A family’s mountain escape.
A ski house at heart providing both intimate family living and guest dwelling. This property close to Sunday River revealed a steeper incline than initially realized. Creative problem solving would result in a unique, sprawling, layered plan.
Well suited to fit 14 to 16 friends and family members but comfortable for one, the central part of the home is a shared living space with a dining room and large mudroom. The top floor was situated as the owner’s suite with one guest bedroom and bathroom. Downstairs, a large media room entertains a full house and two bunk rooms sleep six to eight guests each.

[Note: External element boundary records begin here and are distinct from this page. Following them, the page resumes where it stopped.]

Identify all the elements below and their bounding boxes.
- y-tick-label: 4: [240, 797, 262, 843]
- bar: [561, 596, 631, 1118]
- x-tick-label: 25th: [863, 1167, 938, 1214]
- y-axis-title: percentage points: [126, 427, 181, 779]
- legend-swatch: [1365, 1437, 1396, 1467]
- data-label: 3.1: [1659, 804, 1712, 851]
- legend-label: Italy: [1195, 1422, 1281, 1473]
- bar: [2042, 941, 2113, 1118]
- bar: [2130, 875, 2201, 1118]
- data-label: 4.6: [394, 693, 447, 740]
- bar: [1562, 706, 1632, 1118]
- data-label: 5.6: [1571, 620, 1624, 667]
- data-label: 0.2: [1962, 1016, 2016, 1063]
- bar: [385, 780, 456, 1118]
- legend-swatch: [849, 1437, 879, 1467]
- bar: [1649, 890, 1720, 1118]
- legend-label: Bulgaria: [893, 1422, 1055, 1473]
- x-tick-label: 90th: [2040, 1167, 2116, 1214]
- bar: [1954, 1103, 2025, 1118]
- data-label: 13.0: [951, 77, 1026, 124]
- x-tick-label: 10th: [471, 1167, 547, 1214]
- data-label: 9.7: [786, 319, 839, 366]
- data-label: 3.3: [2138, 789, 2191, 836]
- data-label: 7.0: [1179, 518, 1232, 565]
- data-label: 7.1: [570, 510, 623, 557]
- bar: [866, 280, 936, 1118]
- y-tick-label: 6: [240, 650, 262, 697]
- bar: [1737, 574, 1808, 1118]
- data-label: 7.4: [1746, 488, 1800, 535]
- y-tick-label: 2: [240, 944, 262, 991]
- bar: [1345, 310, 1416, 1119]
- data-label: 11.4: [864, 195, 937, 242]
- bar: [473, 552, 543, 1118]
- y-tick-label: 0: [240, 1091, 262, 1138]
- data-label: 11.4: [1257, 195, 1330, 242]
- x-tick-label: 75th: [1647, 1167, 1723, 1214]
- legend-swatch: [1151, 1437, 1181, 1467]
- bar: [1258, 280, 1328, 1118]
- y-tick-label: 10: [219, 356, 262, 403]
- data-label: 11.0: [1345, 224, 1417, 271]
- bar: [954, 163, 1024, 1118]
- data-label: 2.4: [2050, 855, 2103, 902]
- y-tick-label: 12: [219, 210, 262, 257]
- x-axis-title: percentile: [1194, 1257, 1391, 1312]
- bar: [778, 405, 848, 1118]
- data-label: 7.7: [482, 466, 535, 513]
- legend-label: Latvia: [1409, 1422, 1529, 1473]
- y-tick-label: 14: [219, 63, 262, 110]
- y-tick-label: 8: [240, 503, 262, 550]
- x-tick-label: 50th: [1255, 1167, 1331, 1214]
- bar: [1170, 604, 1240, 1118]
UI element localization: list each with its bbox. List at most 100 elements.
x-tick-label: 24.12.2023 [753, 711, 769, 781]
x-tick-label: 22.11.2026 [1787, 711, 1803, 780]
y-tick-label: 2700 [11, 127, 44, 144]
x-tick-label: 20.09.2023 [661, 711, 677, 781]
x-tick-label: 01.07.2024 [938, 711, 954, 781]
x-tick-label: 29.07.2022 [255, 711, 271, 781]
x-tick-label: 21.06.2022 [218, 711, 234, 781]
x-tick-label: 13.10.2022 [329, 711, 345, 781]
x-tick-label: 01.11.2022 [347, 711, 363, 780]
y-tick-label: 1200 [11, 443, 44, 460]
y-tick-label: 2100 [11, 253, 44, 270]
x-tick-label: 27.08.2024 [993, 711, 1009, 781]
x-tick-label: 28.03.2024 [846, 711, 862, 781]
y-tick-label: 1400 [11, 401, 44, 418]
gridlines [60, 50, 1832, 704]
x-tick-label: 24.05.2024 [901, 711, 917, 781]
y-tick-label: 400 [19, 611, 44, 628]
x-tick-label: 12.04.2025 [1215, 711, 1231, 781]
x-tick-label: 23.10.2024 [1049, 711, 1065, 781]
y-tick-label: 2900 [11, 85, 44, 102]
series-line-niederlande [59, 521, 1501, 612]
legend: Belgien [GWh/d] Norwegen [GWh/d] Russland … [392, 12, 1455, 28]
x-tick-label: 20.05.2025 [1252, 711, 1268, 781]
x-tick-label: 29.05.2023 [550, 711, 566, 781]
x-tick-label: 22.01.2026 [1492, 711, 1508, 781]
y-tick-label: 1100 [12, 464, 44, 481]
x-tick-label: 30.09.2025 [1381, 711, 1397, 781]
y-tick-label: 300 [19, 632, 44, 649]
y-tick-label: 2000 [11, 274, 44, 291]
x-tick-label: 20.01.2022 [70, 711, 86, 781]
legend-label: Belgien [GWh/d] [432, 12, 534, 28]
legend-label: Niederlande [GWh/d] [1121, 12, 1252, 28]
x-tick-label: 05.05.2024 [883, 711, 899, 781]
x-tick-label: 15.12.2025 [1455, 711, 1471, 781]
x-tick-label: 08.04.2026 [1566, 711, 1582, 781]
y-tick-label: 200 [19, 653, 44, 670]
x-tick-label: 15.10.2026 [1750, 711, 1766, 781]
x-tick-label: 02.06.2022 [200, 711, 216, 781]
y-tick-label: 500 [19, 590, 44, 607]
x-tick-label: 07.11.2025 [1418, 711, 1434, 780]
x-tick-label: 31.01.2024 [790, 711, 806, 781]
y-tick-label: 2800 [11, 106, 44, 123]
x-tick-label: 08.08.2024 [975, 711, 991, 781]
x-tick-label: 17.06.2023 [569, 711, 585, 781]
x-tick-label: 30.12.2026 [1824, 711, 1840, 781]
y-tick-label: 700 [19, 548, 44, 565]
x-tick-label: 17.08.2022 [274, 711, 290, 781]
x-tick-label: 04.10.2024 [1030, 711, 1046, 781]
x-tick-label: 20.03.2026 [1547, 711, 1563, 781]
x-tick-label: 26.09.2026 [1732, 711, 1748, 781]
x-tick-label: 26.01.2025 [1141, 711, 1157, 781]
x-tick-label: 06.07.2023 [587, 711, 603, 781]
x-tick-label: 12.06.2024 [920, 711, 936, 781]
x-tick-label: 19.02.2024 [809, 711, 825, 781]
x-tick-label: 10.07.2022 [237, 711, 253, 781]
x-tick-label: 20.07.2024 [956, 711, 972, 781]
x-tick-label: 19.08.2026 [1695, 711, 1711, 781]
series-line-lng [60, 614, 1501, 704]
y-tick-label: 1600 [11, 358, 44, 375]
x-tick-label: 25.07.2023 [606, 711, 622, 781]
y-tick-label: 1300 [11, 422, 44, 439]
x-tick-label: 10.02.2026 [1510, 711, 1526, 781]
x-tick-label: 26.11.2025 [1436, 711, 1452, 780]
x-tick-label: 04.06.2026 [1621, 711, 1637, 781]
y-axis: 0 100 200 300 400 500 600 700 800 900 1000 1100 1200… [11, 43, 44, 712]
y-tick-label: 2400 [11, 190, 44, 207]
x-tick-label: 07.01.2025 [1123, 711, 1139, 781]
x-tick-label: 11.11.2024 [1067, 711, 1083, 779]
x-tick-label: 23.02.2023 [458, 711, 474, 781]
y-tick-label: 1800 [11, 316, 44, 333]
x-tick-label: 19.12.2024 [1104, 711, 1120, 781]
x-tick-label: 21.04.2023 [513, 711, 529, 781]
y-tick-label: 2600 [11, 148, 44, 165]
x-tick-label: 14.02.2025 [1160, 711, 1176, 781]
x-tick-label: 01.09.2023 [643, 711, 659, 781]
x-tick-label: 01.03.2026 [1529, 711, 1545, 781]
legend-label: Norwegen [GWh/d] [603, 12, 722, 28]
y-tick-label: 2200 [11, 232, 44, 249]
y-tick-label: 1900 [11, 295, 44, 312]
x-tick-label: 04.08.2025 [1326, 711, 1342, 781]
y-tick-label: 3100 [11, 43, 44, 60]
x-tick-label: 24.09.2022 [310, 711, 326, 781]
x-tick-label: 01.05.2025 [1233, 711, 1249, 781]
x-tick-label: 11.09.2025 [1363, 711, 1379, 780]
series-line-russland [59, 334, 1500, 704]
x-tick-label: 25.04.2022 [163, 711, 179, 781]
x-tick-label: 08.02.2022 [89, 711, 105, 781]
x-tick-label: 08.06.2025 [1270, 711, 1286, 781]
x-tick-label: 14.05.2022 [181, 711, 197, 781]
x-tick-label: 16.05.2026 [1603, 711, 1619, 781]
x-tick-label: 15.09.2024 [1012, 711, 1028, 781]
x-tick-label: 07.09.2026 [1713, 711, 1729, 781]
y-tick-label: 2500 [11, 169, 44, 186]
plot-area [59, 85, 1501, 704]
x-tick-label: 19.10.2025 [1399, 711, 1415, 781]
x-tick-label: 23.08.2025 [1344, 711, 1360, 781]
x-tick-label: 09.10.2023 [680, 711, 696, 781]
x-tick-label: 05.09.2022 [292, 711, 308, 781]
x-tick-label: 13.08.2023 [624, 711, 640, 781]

Simplicity when the day is done.
The client requested a sense of zen in the home, with a focus on clean, minimalist design. Limited trim and natural materials throughout make for a simple interior. White oak was chosen for both flooring and millwork, each with a unique stain to allow multiple tones to come through. The downstairs bunk rooms, which will see more traffic than other bedrooms, use reclaimed paneling and salvaged wood from Portland’s Architectural Salvage. In the bathrooms, a simple limestone with white oak creates a natural, calming ambiance.
Outside, the home sprawls along a hillside, overlooking Maine’s western landscape. Layers of outdoor space, including two patios and an upper deck, create ample opportunity for breathing room no matter how many are home. Stained eastern white cedar siding was left with a rough facade, showing texture that blends naturally against the landscape. The garage, left unstained, will weather to a silver-gray over time, a tone similar to the house.